If you want every git push to auto-deploy, connect Git provider in the Cloudflare dashboard:

  1. Workers & Pages → tinygpt → Settings → Builds & deployments → Connect to Git
  2. Select sarthak-fleet/tinygpt.
  3. Build configuration:
    • Production branch: main
    • Framework preset: None (Astro auto-detected; Vite isn’t in the preset list)
    • Root directory: browser
    • Build command: npm install && npm run build
    • Build output directory: dist
  4. Environment variables: none required.
  5. Save. Next push triggers an auto-deploy.

Cloudflare clones the whole repo, cds into browser/, installs dependencies and builds. First build is ~1 minute; subsequent builds are cached.

Possible gotcha with the auto-deploy: the docs library at /docs/<slug> imports markdown from ../../../../docs/*.md, which crosses the Astro src/ boundary. This is allowed by vite.fs.allow: [".."] in astro.config.mjs and works locally and via direct upload — but if CF Pages’ Vite/Node version disagrees, the build will fail. If that happens, copy docs/*.md into browser/src/content/docs/ and update the .astro wrappers to import from the new path.

Custom domain

After the first successful deploy:

  1. In the Pages project: Custom domains → Set up a custom domain.

  2. Add tinygpt.sarthakagrawal.dev. CF Pages will then sit in Verifying state and show you a CNAME to add.

  3. Add the CNAME manually, even though sarthakagrawal.dev is on the same Cloudflare account. The “added automatically” claim that used to live in this section was wrong — auto-CNAME only happens when you set up the custom domain at the same time as the Pages project, via the create-app flow. Adding a custom domain post-deploy requires the DNS record manually:

    • Zone: sarthakagrawal.dev → DNS → Records → Add record
    • Type: CNAME
    • Name: tinygpt (just the subdomain, not the full hostname)
    • Target: the value CF Pages shows (e.g. tinygpt.pages.dev)
    • Proxy: orange-cloud Proxied
    • TTL: Auto
  4. Back in Pages → Custom domains, click Check DNS records. It flips to Active in 30–60 s. SSL is then automatic.

After a minute or two: https://tinygpt.sarthakagrawal.dev.

What ships

The Vite build produces five HTML entry points (all listed in browser/vite.config.ts → build.rollupOptions.input; any HTML file not in that list is silently dropped from the production build):

The deployed assets total around 600 KB (WASM + JS chunks).
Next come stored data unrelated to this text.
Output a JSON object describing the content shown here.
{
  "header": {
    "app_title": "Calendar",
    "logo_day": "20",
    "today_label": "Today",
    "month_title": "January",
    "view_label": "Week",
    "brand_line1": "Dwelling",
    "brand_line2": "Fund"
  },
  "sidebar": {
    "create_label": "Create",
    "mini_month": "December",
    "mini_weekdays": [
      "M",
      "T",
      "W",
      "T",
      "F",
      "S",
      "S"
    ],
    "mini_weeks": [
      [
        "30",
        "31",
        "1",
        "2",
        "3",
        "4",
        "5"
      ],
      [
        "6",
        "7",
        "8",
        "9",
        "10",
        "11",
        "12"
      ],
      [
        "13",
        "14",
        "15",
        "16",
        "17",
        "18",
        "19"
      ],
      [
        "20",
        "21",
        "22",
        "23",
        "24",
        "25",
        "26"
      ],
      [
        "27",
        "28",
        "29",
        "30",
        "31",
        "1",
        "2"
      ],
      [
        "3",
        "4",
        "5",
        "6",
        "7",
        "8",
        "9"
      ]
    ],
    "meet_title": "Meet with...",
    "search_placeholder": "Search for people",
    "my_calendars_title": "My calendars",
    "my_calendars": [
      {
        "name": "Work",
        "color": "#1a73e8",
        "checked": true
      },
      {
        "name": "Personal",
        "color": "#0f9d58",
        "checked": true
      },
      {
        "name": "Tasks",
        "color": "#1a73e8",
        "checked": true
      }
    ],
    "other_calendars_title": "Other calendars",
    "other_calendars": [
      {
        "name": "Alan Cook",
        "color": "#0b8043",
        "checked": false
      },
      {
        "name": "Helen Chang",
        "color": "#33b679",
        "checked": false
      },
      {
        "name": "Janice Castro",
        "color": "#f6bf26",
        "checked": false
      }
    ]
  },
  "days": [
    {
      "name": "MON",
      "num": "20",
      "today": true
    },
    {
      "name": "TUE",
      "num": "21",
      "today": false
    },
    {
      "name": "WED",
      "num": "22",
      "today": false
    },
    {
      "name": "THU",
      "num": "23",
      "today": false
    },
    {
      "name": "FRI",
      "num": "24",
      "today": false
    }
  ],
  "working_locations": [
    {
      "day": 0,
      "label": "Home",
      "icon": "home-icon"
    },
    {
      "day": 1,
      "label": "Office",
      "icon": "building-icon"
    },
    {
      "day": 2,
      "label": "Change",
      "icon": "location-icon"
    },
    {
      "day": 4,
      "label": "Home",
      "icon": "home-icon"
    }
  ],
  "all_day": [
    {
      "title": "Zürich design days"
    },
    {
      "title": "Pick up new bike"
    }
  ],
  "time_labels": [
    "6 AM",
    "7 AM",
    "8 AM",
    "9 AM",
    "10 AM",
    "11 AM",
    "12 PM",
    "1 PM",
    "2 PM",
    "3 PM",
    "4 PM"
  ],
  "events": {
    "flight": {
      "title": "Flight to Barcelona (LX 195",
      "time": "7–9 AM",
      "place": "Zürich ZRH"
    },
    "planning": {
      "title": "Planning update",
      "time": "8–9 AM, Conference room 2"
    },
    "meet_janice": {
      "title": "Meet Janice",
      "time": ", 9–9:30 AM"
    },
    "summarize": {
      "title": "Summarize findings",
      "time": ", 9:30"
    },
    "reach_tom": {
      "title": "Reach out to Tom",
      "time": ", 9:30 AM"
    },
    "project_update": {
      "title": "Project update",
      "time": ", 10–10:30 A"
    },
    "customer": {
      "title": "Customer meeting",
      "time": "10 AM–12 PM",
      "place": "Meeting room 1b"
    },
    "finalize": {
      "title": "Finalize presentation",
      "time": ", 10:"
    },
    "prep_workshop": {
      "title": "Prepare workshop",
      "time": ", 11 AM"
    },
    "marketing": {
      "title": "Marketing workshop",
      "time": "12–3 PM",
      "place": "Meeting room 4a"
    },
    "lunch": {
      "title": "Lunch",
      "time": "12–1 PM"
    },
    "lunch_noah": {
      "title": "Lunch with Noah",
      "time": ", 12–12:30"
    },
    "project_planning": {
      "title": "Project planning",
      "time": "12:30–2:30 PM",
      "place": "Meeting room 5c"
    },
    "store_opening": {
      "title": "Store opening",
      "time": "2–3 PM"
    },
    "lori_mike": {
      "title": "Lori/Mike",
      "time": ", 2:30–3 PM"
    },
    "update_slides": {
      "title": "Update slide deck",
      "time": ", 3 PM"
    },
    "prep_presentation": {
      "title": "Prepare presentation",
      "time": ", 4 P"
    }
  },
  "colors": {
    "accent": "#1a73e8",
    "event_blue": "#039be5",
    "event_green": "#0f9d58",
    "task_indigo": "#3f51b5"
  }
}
After deploy — update the case study

The TinyGPT case study on the portfolio (sarthak-fleet/portfolio: src/content/work/tinygpt.mdx) has repo: set but demo: deliberately omitted until the URL is live. Add:

demo: 'https://tinygpt.sarthakagrawal.dev'

and the case-study header will render a live demo ↗ link.

Local sanity check before deploy

cd browser
npm install
npm run build      # produces browser/dist/
npm run preview    # serves dist/ on http://localhost:4173

If npm run e2e passes (which it does on main), the production build will behave the same — the e2e drives the built bundle, not the dev server.